Однажды мы шли втроем не то по Бостону, не то по Филадельфии -- Горький, Николай Заволжский и я.
Улицы -- тоскливо однообразные, дома похожи один на другой. Не на чем остановиться глазу. Вдруг откуда-то раздались непонятные звуки: не то свирели, не то флейты, с аккомпанементом каких-то странных инструментов и барабана. Из-за поворота улицы сперва выбежали, как и полагается, мальчишки-целая ватага, а затем взрослые.

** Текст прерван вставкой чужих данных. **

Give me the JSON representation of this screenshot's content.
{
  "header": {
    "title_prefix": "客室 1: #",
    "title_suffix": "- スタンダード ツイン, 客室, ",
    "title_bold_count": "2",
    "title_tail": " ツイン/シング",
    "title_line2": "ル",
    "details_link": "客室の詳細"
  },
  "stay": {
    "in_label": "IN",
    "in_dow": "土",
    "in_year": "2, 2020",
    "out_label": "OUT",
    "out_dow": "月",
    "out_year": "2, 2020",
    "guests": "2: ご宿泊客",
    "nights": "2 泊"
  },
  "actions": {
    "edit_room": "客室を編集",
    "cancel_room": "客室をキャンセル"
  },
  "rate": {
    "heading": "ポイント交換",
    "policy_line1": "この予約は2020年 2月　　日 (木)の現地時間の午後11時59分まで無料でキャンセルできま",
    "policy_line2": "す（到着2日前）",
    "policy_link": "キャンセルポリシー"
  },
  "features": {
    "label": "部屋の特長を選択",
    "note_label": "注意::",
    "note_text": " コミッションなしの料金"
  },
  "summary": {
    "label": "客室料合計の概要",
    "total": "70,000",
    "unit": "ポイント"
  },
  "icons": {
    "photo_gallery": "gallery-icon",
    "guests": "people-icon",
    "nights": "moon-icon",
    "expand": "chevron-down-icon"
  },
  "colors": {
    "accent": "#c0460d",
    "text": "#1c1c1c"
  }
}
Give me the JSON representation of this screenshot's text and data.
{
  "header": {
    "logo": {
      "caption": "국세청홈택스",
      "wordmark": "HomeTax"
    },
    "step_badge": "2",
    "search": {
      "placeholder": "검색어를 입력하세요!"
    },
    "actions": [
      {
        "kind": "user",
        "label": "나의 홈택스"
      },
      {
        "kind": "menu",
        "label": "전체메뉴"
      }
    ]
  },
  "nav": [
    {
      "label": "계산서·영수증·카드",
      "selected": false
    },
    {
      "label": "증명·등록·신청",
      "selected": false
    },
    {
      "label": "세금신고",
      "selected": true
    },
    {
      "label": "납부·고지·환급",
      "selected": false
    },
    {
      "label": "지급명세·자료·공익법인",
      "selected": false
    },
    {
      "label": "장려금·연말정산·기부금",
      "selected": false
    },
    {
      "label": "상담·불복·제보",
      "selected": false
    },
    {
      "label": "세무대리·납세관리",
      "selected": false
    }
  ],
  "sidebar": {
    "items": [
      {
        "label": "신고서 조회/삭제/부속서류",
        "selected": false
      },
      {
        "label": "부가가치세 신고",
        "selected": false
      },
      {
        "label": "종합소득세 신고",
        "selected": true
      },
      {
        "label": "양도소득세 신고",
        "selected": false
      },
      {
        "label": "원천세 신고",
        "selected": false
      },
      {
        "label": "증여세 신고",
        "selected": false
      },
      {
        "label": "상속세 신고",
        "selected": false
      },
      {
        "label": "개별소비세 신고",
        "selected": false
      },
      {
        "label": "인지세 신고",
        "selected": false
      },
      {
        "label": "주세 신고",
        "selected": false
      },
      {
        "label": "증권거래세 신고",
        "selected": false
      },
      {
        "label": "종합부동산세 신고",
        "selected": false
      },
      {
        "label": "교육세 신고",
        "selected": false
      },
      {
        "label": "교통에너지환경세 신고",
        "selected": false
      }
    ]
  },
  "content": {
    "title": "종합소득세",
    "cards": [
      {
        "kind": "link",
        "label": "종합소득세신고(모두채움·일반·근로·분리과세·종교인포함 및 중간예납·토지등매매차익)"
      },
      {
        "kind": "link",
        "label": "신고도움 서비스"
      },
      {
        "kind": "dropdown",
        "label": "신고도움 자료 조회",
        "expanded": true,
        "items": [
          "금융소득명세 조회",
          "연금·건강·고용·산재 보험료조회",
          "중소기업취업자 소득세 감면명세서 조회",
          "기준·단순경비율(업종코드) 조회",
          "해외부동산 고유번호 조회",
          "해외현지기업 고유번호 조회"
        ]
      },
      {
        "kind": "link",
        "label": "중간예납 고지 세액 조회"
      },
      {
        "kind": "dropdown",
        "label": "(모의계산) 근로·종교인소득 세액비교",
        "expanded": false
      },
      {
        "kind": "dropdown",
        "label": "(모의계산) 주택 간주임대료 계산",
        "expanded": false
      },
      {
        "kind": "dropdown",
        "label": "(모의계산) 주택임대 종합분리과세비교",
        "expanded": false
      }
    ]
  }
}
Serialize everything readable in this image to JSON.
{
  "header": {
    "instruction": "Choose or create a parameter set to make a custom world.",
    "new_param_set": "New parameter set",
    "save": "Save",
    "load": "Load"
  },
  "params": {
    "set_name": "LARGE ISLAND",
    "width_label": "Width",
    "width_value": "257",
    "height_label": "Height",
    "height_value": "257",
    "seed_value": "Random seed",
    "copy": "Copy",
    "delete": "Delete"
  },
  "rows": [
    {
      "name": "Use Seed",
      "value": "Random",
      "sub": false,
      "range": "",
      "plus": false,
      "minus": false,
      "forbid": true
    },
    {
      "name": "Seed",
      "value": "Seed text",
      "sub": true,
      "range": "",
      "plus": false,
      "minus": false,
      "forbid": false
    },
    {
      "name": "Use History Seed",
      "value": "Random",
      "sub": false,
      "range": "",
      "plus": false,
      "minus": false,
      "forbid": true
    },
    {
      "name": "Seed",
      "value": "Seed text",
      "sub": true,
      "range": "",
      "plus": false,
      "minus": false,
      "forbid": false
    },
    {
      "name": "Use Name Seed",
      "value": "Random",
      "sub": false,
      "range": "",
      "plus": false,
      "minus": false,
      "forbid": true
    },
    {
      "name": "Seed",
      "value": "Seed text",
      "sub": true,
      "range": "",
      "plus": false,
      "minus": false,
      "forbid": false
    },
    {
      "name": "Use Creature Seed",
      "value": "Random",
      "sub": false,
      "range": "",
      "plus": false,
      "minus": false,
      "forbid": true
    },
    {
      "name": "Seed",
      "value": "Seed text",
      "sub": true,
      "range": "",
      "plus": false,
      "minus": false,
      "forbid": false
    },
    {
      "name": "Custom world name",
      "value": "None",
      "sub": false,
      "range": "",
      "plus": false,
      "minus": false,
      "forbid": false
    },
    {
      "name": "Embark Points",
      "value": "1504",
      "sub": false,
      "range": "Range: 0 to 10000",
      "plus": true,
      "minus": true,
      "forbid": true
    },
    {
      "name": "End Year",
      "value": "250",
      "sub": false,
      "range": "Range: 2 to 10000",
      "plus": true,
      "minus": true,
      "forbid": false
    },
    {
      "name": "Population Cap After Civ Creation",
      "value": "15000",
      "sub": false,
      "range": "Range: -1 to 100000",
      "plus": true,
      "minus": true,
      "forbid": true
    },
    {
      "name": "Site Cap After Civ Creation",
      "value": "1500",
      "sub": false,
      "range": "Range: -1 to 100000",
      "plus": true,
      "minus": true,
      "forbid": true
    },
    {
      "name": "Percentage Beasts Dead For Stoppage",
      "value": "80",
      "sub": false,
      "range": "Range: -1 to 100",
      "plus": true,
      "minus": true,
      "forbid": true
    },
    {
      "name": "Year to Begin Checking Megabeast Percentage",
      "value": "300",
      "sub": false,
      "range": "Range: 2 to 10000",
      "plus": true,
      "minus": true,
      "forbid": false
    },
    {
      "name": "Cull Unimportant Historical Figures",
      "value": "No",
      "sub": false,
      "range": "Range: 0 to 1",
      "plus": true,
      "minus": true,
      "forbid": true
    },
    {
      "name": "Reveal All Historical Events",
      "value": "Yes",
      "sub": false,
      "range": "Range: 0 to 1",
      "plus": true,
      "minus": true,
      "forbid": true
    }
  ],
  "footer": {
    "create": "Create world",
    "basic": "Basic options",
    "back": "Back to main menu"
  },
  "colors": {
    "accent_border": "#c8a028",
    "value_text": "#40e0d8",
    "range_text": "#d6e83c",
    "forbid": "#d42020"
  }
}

Посреди улицы выступал необычайно высокого роста детина в костюме шотландца, в куцой кофточке до пояса, в короткой клетчатой юбке, не доходящей до колен, с таким же клетчатым пледом через плечо, скрепленным с левой стороны огромной пряжкой. На манер хорошего мажордома он размахивал в такт грандиозным жезлом, работая им с остервенением. За ним шел оркестр дудочников, барабанщиков и волынщиков в таких же костюмах. Барабаны неистово выбивали дробь.
Это были здоровенные деревенские парни, веселые шотландцы: видно было, что вскормлены они на хорошей пище и выпить не дураки.
Веселый, задорный ритм марша задел Горького, да и нас тоже. Мы влились в толпу, поймали шаг и, любуясь молодцами-шотландцами, забыли свою недавнюю тоску.
Не помню, долго ли мы ходили за этим оркестром, но не могу забыть, как нам здОрово досталось от Марии Федоровны, оберегавшей Горького от всякого утомления, строго запрещенного ему докторами.
Горький долго помнил этот маскарадный оркестр, часто и живо рассказывал о том, как мы ходили за ним по улицам и не могли от него оторваться.